I think I've mentioned this before in passing: the nurses at the "liquid cancer" (aka: blood cancer) infusion clinic where I go once a month on a Saturday, are generally filling in for a weekend shift - coming over from the solid tumor infusion clinic across the street, that is closed on Sat/Sun. This gives them a little variety of work and patients (and a little extra OT$), and gives the Monday-thru-Friday regulars at my infusion clinic a bit of a break.
I recently had the privilege of working with one of these weekend-shift nurses who happened to be a cancer survivor himself; having conquered Ewing's sarcoma. The typical infusion clinic session for me can average about 4-5 hours, so during that time (about 10 minutes of which is spent in close proximity as the nurse slowly administers an injection into my tummy - talk about creating a conversation occasion), there is ample opportunity for us to get to know each other. Sharing even small bits or pieces of our respective life stories helps break the ice, pass the time, and humanize the process. I mention this because not only did I learn that this particular nurse had weathered his storm of cancer, but he also volunteered the background that his brother had died from the same disease. And motivated by this personal tragedy, he chose to pursue a life of medical service to others who were also similarly stricken - and wrestling with their own strain of cancer.

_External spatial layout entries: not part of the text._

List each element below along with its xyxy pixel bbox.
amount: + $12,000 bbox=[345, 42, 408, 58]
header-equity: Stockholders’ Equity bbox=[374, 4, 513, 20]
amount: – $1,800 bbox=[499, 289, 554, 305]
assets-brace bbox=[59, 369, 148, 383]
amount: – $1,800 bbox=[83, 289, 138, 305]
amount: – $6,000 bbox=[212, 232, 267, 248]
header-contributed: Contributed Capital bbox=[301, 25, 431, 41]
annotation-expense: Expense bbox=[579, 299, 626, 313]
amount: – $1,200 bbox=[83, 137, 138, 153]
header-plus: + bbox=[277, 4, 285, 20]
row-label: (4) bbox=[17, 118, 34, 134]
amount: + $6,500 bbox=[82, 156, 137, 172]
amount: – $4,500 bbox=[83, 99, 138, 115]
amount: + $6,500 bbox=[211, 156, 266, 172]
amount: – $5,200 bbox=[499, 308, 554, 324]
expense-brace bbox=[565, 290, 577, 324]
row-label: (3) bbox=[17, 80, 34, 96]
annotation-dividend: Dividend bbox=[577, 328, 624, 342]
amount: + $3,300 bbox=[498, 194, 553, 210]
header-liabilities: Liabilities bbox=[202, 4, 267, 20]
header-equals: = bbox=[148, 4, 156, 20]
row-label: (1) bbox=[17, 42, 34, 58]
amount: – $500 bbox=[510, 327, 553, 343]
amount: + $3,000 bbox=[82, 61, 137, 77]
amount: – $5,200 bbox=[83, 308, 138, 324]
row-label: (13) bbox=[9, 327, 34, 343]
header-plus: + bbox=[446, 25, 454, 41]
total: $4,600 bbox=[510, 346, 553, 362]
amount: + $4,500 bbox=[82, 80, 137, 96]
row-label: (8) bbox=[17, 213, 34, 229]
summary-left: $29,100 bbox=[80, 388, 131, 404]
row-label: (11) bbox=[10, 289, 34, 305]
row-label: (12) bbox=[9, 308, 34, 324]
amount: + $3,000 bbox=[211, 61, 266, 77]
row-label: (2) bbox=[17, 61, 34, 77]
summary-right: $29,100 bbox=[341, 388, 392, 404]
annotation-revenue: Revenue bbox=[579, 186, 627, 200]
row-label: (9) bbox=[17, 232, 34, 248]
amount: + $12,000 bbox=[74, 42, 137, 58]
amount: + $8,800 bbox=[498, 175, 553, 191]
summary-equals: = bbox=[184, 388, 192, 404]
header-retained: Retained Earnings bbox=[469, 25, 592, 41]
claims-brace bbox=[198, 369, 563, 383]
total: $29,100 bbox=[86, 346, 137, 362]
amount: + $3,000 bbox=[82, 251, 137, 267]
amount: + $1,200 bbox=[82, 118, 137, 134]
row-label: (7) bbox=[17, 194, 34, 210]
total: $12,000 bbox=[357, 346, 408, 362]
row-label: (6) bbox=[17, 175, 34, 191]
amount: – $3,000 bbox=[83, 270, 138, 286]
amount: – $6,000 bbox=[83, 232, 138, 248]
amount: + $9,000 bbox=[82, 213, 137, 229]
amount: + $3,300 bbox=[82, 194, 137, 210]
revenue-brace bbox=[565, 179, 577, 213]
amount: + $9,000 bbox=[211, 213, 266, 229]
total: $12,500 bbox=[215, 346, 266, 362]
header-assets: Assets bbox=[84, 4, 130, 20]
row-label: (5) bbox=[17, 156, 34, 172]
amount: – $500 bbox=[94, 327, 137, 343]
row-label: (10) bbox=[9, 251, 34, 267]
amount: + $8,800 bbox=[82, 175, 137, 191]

I suspect that this enriches his ability to relate to patients - throughout the ups and downs of their journey. I can say that it made me feel a deeper connection to him and enhanced my respect for him - his work and his compassion. None of this level of emotion or commitment from the nurses is at all necessary for the quality of my infusion or the efficacy of my medication, but it made me feel "better" about the moment and more appreciative of his efforts. In some respects, he was just doing his job, but at a much more meaningful level, I was moved that he chose to share his life and motivation with me, and I will always remember his love for the memory of his brother, and the honor of that memory that he brought to my "bedside" that day.